Most of you are probably more familiar with it as being referred to as “the case where the Montana Supreme Court rejected Citizens United.”
From the day the Montana high court issued its ruling in the case, American Tradition Partnership has travelled a unique path, leading up to and including the Supreme Court’s decision last month.
Let me start in Montana, though.
I went into much more detail in this post from early January, but essentially, at the state level, it went like this:
Western Tradition Partnership, an organization whose sole purpose is to act as a conduit for those who wish to make anonymous political donations, challenged Montana’s Corrupt Practices Act.
The Act barred corporations from making contributions or expenditures “in connection with a candidate or a political committee that supports or opposes a candidate or a political party.”
The district court ruled the law unconstitutional, but the Montana Supreme Court reversed.
This ruling was based on the finding that that independent expenditures by corporations did, in fact, lead to corruption or the appearance of corruption in Montana, and that the state had a compelling interest in preventing this.
The Corrupt Practices Act, the Montana high court ruled, was narrowly tailored to further that interest.
In other words, the Montana Supreme Court ruled that the law met the strict scrutiny burden imposed by the Supreme Court in Citizens United.
The ruling gained national attention, with many hopeful that the case could lead to the U.S. Supreme Court’s revisiting – and possibly revising – its Citizens United ruling.
Naturally, Western Tradition Partnership (which, during the interim, had changed its name to American Tradition Partnership) did end up petitioning for certiorari with the U.S. Supreme Court on March 26, 2012.
This initial filing was followed by a flood of amicus curiae briefs from various other organizations and individuals (I did a post about some of them here).
At this point, the Supreme Court had three options:
- Deny certiorari;
- Grant certiorari and hear arguments as it does in the vast majority of other cases the Court agrees to hear; or
- Grant certiorari and issue a summary reversal.
If the Court chose option #1, many other states would undoubtedly follow Montana’s example and uphold existing restrictions (or pass new ones) on corporate campaign expenditures.
With option #2, the Court would hear written and oral arguments for the case and issue a full opinion deciding the case next term.
The problem with option #2 is that oral arguments and a full opinion create a lot of publicity – something the Court majority of Citizens United would probably prefer to avoid should they rule against Montana, considering the hostile public reception the 2010 ruling received.

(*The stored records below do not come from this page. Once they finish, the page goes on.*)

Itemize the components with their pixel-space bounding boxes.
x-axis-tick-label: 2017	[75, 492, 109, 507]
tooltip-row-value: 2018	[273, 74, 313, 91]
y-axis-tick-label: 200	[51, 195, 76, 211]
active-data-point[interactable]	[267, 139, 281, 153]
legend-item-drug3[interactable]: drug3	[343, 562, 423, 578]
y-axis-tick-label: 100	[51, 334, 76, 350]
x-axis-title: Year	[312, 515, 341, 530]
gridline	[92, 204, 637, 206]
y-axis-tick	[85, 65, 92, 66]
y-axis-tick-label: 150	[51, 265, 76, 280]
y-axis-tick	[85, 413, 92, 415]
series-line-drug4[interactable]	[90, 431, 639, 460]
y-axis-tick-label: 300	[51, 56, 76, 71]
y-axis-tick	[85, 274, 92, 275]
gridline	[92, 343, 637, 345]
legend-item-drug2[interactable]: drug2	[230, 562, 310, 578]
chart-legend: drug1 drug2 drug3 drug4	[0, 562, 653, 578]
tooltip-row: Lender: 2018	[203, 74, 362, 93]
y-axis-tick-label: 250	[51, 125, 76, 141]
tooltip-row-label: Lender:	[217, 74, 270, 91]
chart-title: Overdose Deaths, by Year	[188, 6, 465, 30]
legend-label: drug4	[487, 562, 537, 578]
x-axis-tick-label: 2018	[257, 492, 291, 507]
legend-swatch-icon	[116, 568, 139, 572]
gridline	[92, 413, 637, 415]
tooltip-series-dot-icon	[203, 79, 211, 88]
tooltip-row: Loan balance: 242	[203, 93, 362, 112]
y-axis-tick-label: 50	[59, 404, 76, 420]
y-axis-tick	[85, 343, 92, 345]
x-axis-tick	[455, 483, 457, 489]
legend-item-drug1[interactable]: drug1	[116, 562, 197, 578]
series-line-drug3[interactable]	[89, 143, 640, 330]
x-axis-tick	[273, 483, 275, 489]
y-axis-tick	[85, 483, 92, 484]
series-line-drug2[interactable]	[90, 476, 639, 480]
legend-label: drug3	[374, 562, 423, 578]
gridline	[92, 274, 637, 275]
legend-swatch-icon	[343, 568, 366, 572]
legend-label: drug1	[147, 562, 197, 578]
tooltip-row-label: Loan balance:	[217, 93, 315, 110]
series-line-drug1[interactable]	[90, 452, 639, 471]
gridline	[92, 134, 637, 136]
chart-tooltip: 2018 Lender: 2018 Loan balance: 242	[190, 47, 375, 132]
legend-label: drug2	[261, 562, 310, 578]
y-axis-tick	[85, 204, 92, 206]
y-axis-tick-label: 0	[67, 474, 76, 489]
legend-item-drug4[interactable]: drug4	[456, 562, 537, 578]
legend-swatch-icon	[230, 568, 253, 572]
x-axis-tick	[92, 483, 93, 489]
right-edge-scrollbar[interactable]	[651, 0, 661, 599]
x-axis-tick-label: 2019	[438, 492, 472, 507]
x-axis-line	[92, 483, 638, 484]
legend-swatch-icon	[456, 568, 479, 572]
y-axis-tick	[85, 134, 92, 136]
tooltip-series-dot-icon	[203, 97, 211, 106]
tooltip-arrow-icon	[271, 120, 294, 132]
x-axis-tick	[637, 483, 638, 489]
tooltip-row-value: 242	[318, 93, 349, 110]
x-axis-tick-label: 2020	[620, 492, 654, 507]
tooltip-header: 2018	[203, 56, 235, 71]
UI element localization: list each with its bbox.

The Court is then left with option #3, which it took, thus overturning the Montana Supreme Court’s decision and invalidating the Corrupt Practices Act.

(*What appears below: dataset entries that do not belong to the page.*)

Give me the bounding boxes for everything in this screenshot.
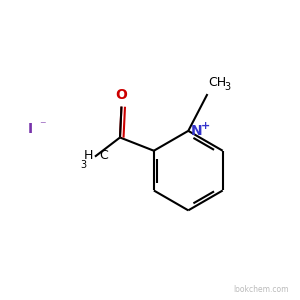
Text: O: O <box>116 88 128 102</box>
Text: ⁻: ⁻ <box>39 119 46 132</box>
Text: 3: 3 <box>224 82 231 92</box>
Text: CH: CH <box>208 76 226 89</box>
Text: C: C <box>99 149 108 162</box>
Text: lookchem.com: lookchem.com <box>233 285 288 294</box>
Text: I: I <box>28 122 33 136</box>
Text: +: + <box>200 122 210 131</box>
Text: 3: 3 <box>81 160 87 170</box>
Text: N: N <box>190 124 202 138</box>
Text: H: H <box>84 149 94 162</box>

Summary reversals are a rare occurrence at the Supreme Court, but this one is particularly odd.
The decision was issued per curiam – that is, jointly and anonymously.
Since it takes five Justices to do a summary reversal, and we know which four Justices dissented, we know that the remaining Justices (the original Citizens United majority – Roberts, Kennedy, Scalia, Thomas, and Alito) voted in American Tradition Partnership to reaffirm Citizens United.
The last oddity about this decision is that Justice Breyer’s dissent was longer than the majority opinion.
The fact that a dissent was written in this case is significant in itself, but the dissent is also significant because it demonstrates a fervent opposition to the holding of Citizens United.
In fact, Breyer goes as far as to say that he does not “accept Citizens United” (“[m]oreover, even if I were to accept Citizens United…”).
What does this all mean?
The four dissenting Justices are still upset about the holding of Citizens United, and, should they regain a majority on the Court, they would have no reservations about overturning the 2010 case.
So much for a respect for precedent.
However, Justice Breyer would surely retort, “Is Citizens United even precedent deserving of respect?”